Sarawakians can of course well identify with this problem of a state losing all its natural assets with very little to show for it publicly.
The Taib family have been the driving force behind such plunder for many years.
And in fact Ta Ann Tasmania has also so far failed to register any profit for taxation either, raising further questions as to why on earth such a strong political lobby is rushing to defend the company.
There have been calls for more transparency over the negotiations, which brought Ta Ann to Tasmania, an issue that is of course an equally familiar problem in Sarawak.

Ta Ann’a history revealed
It was against this background that I, as Editor of Sarawak Report, was invited by the Green Party to Hobart last week to provide some background on what had been regarded as a somewhat mysterious Malaysian company.
I was able to enlighten listeners at various events as to the corrupt nature of Sarawak’s politics and economic management and also to inform them of the status of Hamed as the executive chairman and largest shareholder of Ta Ann.
Hamed is also one of Taib’s key cronies and nominees in Sarawak.
I advised listeners of the letter recently sent to key members of the Australian government expressing concern that investments by the Taib family in Australia are effectively money-laundering the illegal profits gained from corruption and abuse of political power in Sarawak.
Such revelations caused great anger among Ta Ann supporters, provoking complaints in the Tasmanian parliament.
However, I can report that Foreign Minister Kevin Rudd immediately responded by forwarding the concerns in the letter to the Attorney General’s office in Australia, which is charged with investigating money laundering.

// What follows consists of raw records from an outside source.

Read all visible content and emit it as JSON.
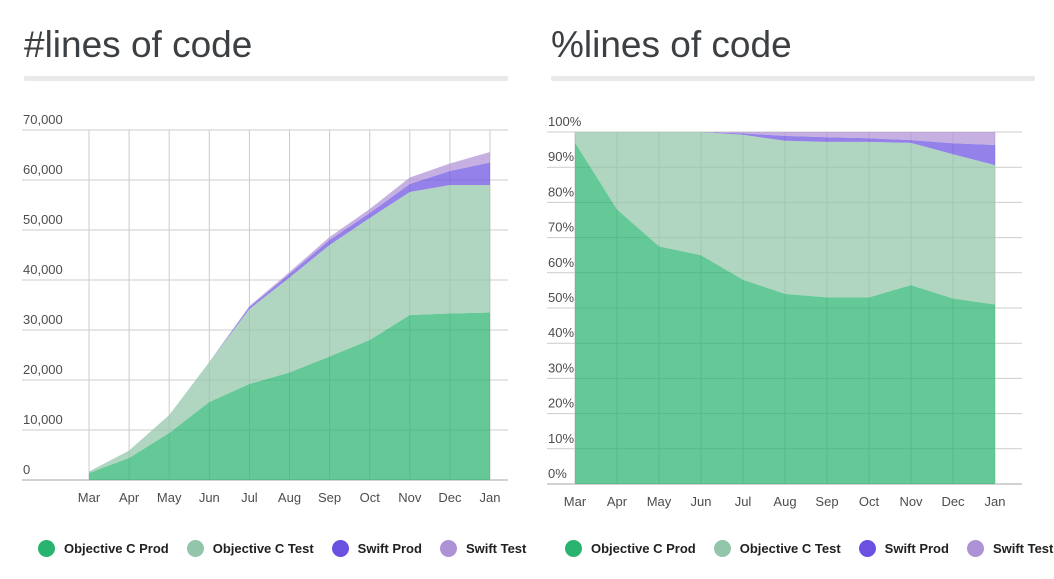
{
  "page_background": "#ffffff",
  "colors": {
    "objc_prod": "#28b46f",
    "objc_test": "#92c5a9",
    "swift_prod": "#6b50e2",
    "swift_test": "#ae92d6",
    "gridline": "#cccccc",
    "axis_baseline": "#a6a6a6",
    "axis_text": "#4d4d4d",
    "title_text": "#3c4043"
  },
  "chart_data": [
    {
      "type": "area",
      "stacked": true,
      "title": "#lines of code",
      "xlabel": "",
      "ylabel": "",
      "ylim": [
        0,
        70000
      ],
      "grid": true,
      "legend_position": "bottom",
      "categories": [
        "Mar",
        "Apr",
        "May",
        "Jun",
        "Jul",
        "Aug",
        "Sep",
        "Oct",
        "Nov",
        "Dec",
        "Jan"
      ],
      "y_tick_labels": [
        "0",
        "10,000",
        "20,000",
        "30,000",
        "40,000",
        "50,000",
        "60,000",
        "70,000"
      ],
      "series": [
        {
          "name": "Objective C Prod",
          "color": "#28b46f",
          "values": [
            1400,
            4400,
            9400,
            15600,
            19200,
            21500,
            24700,
            28000,
            33000,
            33300,
            33500
          ]
        },
        {
          "name": "Objective C Test",
          "color": "#92c5a9",
          "values": [
            300,
            1500,
            3600,
            8000,
            15000,
            19000,
            22300,
            24400,
            24600,
            25700,
            25500
          ]
        },
        {
          "name": "Swift Prod",
          "color": "#6b50e2",
          "values": [
            0,
            0,
            0,
            0,
            400,
            700,
            1000,
            1000,
            1600,
            2800,
            4500
          ]
        },
        {
          "name": "Swift Test",
          "color": "#ae92d6",
          "values": [
            0,
            0,
            0,
            0,
            200,
            400,
            600,
            800,
            1300,
            1500,
            2100
          ]
        }
      ]
    },
    {
      "type": "area",
      "stacked": true,
      "title": "%lines of code",
      "xlabel": "",
      "ylabel": "",
      "ylim": [
        0,
        100
      ],
      "grid": true,
      "legend_position": "bottom",
      "categories": [
        "Mar",
        "Apr",
        "May",
        "Jun",
        "Jul",
        "Aug",
        "Sep",
        "Oct",
        "Nov",
        "Dec",
        "Jan"
      ],
      "y_tick_labels": [
        "0%",
        "10%",
        "20%",
        "30%",
        "40%",
        "50%",
        "60%",
        "70%",
        "80%",
        "90%",
        "100%"
      ],
      "series": [
        {
          "name": "Objective C Prod",
          "color": "#28b46f",
          "values": [
            97,
            78,
            67.5,
            65,
            58,
            54,
            53,
            53,
            56.5,
            52.7,
            51
          ]
        },
        {
          "name": "Objective C Test",
          "color": "#92c5a9",
          "values": [
            3,
            22,
            32.5,
            35,
            41.2,
            43.5,
            44.2,
            44.2,
            40.4,
            41,
            39.6
          ]
        },
        {
          "name": "Swift Prod",
          "color": "#6b50e2",
          "values": [
            0,
            0,
            0,
            0,
            0.4,
            1.4,
            1.3,
            1.0,
            0.8,
            3.1,
            5.7
          ]
        },
        {
          "name": "Swift Test",
          "color": "#ae92d6",
          "values": [
            0,
            0,
            0,
            0,
            0.4,
            1.1,
            1.5,
            1.8,
            2.3,
            3.2,
            3.7
          ]
        }
      ]
    }
  ]
}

I have been informed that learning about the nature of Ta Ann and Hamed’s business dealings in Sarawak has changed the nature of the debate over the company’s operations in Tasmania.

Ta Ann ‘on notice’
Senator Bob Brown, the leader of the Green Party in Australia announced to the press on Thursday that Ta Ann Tasmania must henceforth consider itself “on notice” that the company and its activities are “under surveillance” now that they had chosen to set up business in an open and democratic country.

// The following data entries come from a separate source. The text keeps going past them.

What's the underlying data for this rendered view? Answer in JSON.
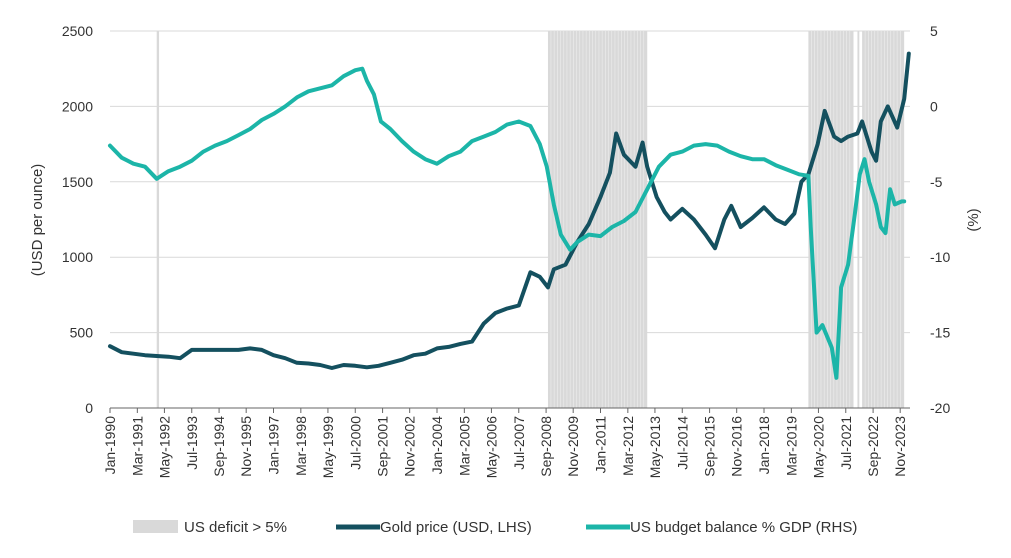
{
  "chart_data": {
    "type": "line",
    "title": "",
    "y_left": {
      "label": "(USD per ounce)",
      "range": [
        0,
        2500
      ],
      "ticks": [
        "0",
        "500",
        "1000",
        "1500",
        "2000",
        "2500"
      ]
    },
    "y_right": {
      "label": "(%)",
      "range": [
        -20,
        5
      ],
      "ticks": [
        "-20",
        "-15",
        "-10",
        "-5",
        "0",
        "5"
      ]
    },
    "x_range": [
      1990.0,
      2024.25
    ],
    "x_tick_labels": [
      "Jan-1990",
      "Mar-1991",
      "May-1992",
      "Jul-1993",
      "Sep-1994",
      "Nov-1995",
      "Jan-1997",
      "Mar-1998",
      "May-1999",
      "Jul-2000",
      "Sep-2001",
      "Nov-2002",
      "Jan-2004",
      "Mar-2005",
      "May-2006",
      "Jul-2007",
      "Sep-2008",
      "Nov-2009",
      "Jan-2011",
      "Mar-2012",
      "May-2013",
      "Jul-2014",
      "Sep-2015",
      "Nov-2016",
      "Jan-2018",
      "Mar-2019",
      "May-2020",
      "Jul-2021",
      "Sep-2022",
      "Nov-2023"
    ],
    "x_tick_values": [
      1990.0,
      1991.17,
      1992.33,
      1993.5,
      1994.67,
      1995.83,
      1997.0,
      1998.17,
      1999.33,
      2000.5,
      2001.67,
      2002.83,
      2004.0,
      2005.17,
      2006.33,
      2007.5,
      2008.67,
      2009.83,
      2011.0,
      2012.17,
      2013.33,
      2014.5,
      2015.67,
      2016.83,
      2018.0,
      2019.17,
      2020.33,
      2021.5,
      2022.67,
      2023.83
    ],
    "grid": "horizontal",
    "legend_position": "bottom",
    "shaded_periods": {
      "name": "US deficit > 5%",
      "color": "#d9d9d9",
      "periods": [
        [
          1992.0,
          1992.1
        ],
        [
          2008.75,
          2013.0
        ],
        [
          2019.9,
          2021.83
        ],
        [
          2022.0,
          2022.08
        ],
        [
          2022.2,
          2024.0
        ]
      ]
    },
    "series": [
      {
        "name": "Gold price (USD, LHS)",
        "axis": "left",
        "color": "#14505f",
        "points": [
          [
            1990.0,
            410
          ],
          [
            1990.5,
            370
          ],
          [
            1991.0,
            360
          ],
          [
            1991.5,
            350
          ],
          [
            1992.0,
            345
          ],
          [
            1992.5,
            340
          ],
          [
            1993.0,
            330
          ],
          [
            1993.5,
            385
          ],
          [
            1994.0,
            385
          ],
          [
            1994.5,
            385
          ],
          [
            1995.0,
            385
          ],
          [
            1995.5,
            385
          ],
          [
            1996.0,
            395
          ],
          [
            1996.5,
            385
          ],
          [
            1997.0,
            350
          ],
          [
            1997.5,
            330
          ],
          [
            1998.0,
            300
          ],
          [
            1998.5,
            295
          ],
          [
            1999.0,
            285
          ],
          [
            1999.5,
            265
          ],
          [
            2000.0,
            285
          ],
          [
            2000.5,
            280
          ],
          [
            2001.0,
            270
          ],
          [
            2001.5,
            280
          ],
          [
            2002.0,
            300
          ],
          [
            2002.5,
            320
          ],
          [
            2003.0,
            350
          ],
          [
            2003.5,
            360
          ],
          [
            2004.0,
            395
          ],
          [
            2004.5,
            405
          ],
          [
            2005.0,
            425
          ],
          [
            2005.5,
            440
          ],
          [
            2006.0,
            560
          ],
          [
            2006.5,
            630
          ],
          [
            2007.0,
            660
          ],
          [
            2007.5,
            680
          ],
          [
            2008.0,
            900
          ],
          [
            2008.4,
            870
          ],
          [
            2008.75,
            800
          ],
          [
            2009.0,
            920
          ],
          [
            2009.5,
            950
          ],
          [
            2010.0,
            1100
          ],
          [
            2010.5,
            1220
          ],
          [
            2011.0,
            1400
          ],
          [
            2011.4,
            1560
          ],
          [
            2011.67,
            1820
          ],
          [
            2012.0,
            1680
          ],
          [
            2012.5,
            1600
          ],
          [
            2012.8,
            1760
          ],
          [
            2013.0,
            1600
          ],
          [
            2013.4,
            1400
          ],
          [
            2013.75,
            1300
          ],
          [
            2014.0,
            1250
          ],
          [
            2014.5,
            1320
          ],
          [
            2015.0,
            1250
          ],
          [
            2015.5,
            1150
          ],
          [
            2015.9,
            1060
          ],
          [
            2016.3,
            1250
          ],
          [
            2016.6,
            1340
          ],
          [
            2017.0,
            1200
          ],
          [
            2017.5,
            1260
          ],
          [
            2018.0,
            1330
          ],
          [
            2018.5,
            1250
          ],
          [
            2018.9,
            1220
          ],
          [
            2019.3,
            1290
          ],
          [
            2019.6,
            1500
          ],
          [
            2019.9,
            1550
          ],
          [
            2020.3,
            1750
          ],
          [
            2020.6,
            1970
          ],
          [
            2021.0,
            1800
          ],
          [
            2021.3,
            1770
          ],
          [
            2021.6,
            1800
          ],
          [
            2022.0,
            1820
          ],
          [
            2022.2,
            1900
          ],
          [
            2022.6,
            1700
          ],
          [
            2022.8,
            1640
          ],
          [
            2023.0,
            1900
          ],
          [
            2023.3,
            2000
          ],
          [
            2023.7,
            1860
          ],
          [
            2024.0,
            2050
          ],
          [
            2024.2,
            2350
          ]
        ]
      },
      {
        "name": "US budget balance % GDP (RHS)",
        "axis": "right",
        "color": "#1cb5a8",
        "points": [
          [
            1990.0,
            -2.6
          ],
          [
            1990.5,
            -3.4
          ],
          [
            1991.0,
            -3.8
          ],
          [
            1991.5,
            -4.0
          ],
          [
            1992.0,
            -4.8
          ],
          [
            1992.5,
            -4.3
          ],
          [
            1993.0,
            -4.0
          ],
          [
            1993.5,
            -3.6
          ],
          [
            1994.0,
            -3.0
          ],
          [
            1994.5,
            -2.6
          ],
          [
            1995.0,
            -2.3
          ],
          [
            1995.5,
            -1.9
          ],
          [
            1996.0,
            -1.5
          ],
          [
            1996.5,
            -0.9
          ],
          [
            1997.0,
            -0.5
          ],
          [
            1997.5,
            0.0
          ],
          [
            1998.0,
            0.6
          ],
          [
            1998.5,
            1.0
          ],
          [
            1999.0,
            1.2
          ],
          [
            1999.5,
            1.4
          ],
          [
            2000.0,
            2.0
          ],
          [
            2000.5,
            2.4
          ],
          [
            2000.8,
            2.5
          ],
          [
            2001.0,
            1.7
          ],
          [
            2001.3,
            0.8
          ],
          [
            2001.6,
            -1.0
          ],
          [
            2002.0,
            -1.5
          ],
          [
            2002.5,
            -2.3
          ],
          [
            2003.0,
            -3.0
          ],
          [
            2003.5,
            -3.5
          ],
          [
            2004.0,
            -3.8
          ],
          [
            2004.5,
            -3.3
          ],
          [
            2005.0,
            -3.0
          ],
          [
            2005.5,
            -2.3
          ],
          [
            2006.0,
            -2.0
          ],
          [
            2006.5,
            -1.7
          ],
          [
            2007.0,
            -1.2
          ],
          [
            2007.5,
            -1.0
          ],
          [
            2008.0,
            -1.3
          ],
          [
            2008.4,
            -2.5
          ],
          [
            2008.7,
            -4.0
          ],
          [
            2009.0,
            -6.5
          ],
          [
            2009.3,
            -8.5
          ],
          [
            2009.7,
            -9.5
          ],
          [
            2010.0,
            -9.0
          ],
          [
            2010.5,
            -8.5
          ],
          [
            2011.0,
            -8.6
          ],
          [
            2011.5,
            -8.0
          ],
          [
            2012.0,
            -7.6
          ],
          [
            2012.5,
            -7.0
          ],
          [
            2013.0,
            -5.5
          ],
          [
            2013.5,
            -4.0
          ],
          [
            2014.0,
            -3.2
          ],
          [
            2014.5,
            -3.0
          ],
          [
            2015.0,
            -2.6
          ],
          [
            2015.5,
            -2.5
          ],
          [
            2016.0,
            -2.6
          ],
          [
            2016.5,
            -3.0
          ],
          [
            2017.0,
            -3.3
          ],
          [
            2017.5,
            -3.5
          ],
          [
            2018.0,
            -3.5
          ],
          [
            2018.5,
            -3.9
          ],
          [
            2019.0,
            -4.2
          ],
          [
            2019.5,
            -4.5
          ],
          [
            2019.9,
            -4.6
          ],
          [
            2020.0,
            -8.0
          ],
          [
            2020.25,
            -15.0
          ],
          [
            2020.5,
            -14.5
          ],
          [
            2020.9,
            -16.0
          ],
          [
            2021.1,
            -18.0
          ],
          [
            2021.3,
            -12.0
          ],
          [
            2021.6,
            -10.5
          ],
          [
            2021.9,
            -7.0
          ],
          [
            2022.1,
            -4.5
          ],
          [
            2022.3,
            -3.5
          ],
          [
            2022.5,
            -5.0
          ],
          [
            2022.8,
            -6.5
          ],
          [
            2023.0,
            -8.0
          ],
          [
            2023.2,
            -8.4
          ],
          [
            2023.4,
            -5.5
          ],
          [
            2023.6,
            -6.5
          ],
          [
            2023.9,
            -6.3
          ],
          [
            2024.0,
            -6.3
          ]
        ]
      }
    ]
  }
}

He made clear that the Hamed company could not expect to get away with the sort of impunity with which it and other logging companies operate back home in Sarawak.
Further imminent revelations should put increased pressure on Hamed’s Australian operations, with regard to the “eco-friendly” claims that this Sarawak-based company is making about its products from Tasmania.
Clare Rewcastle Brown is the editor/founder of Sarawak Report. She is also a FMT columnist.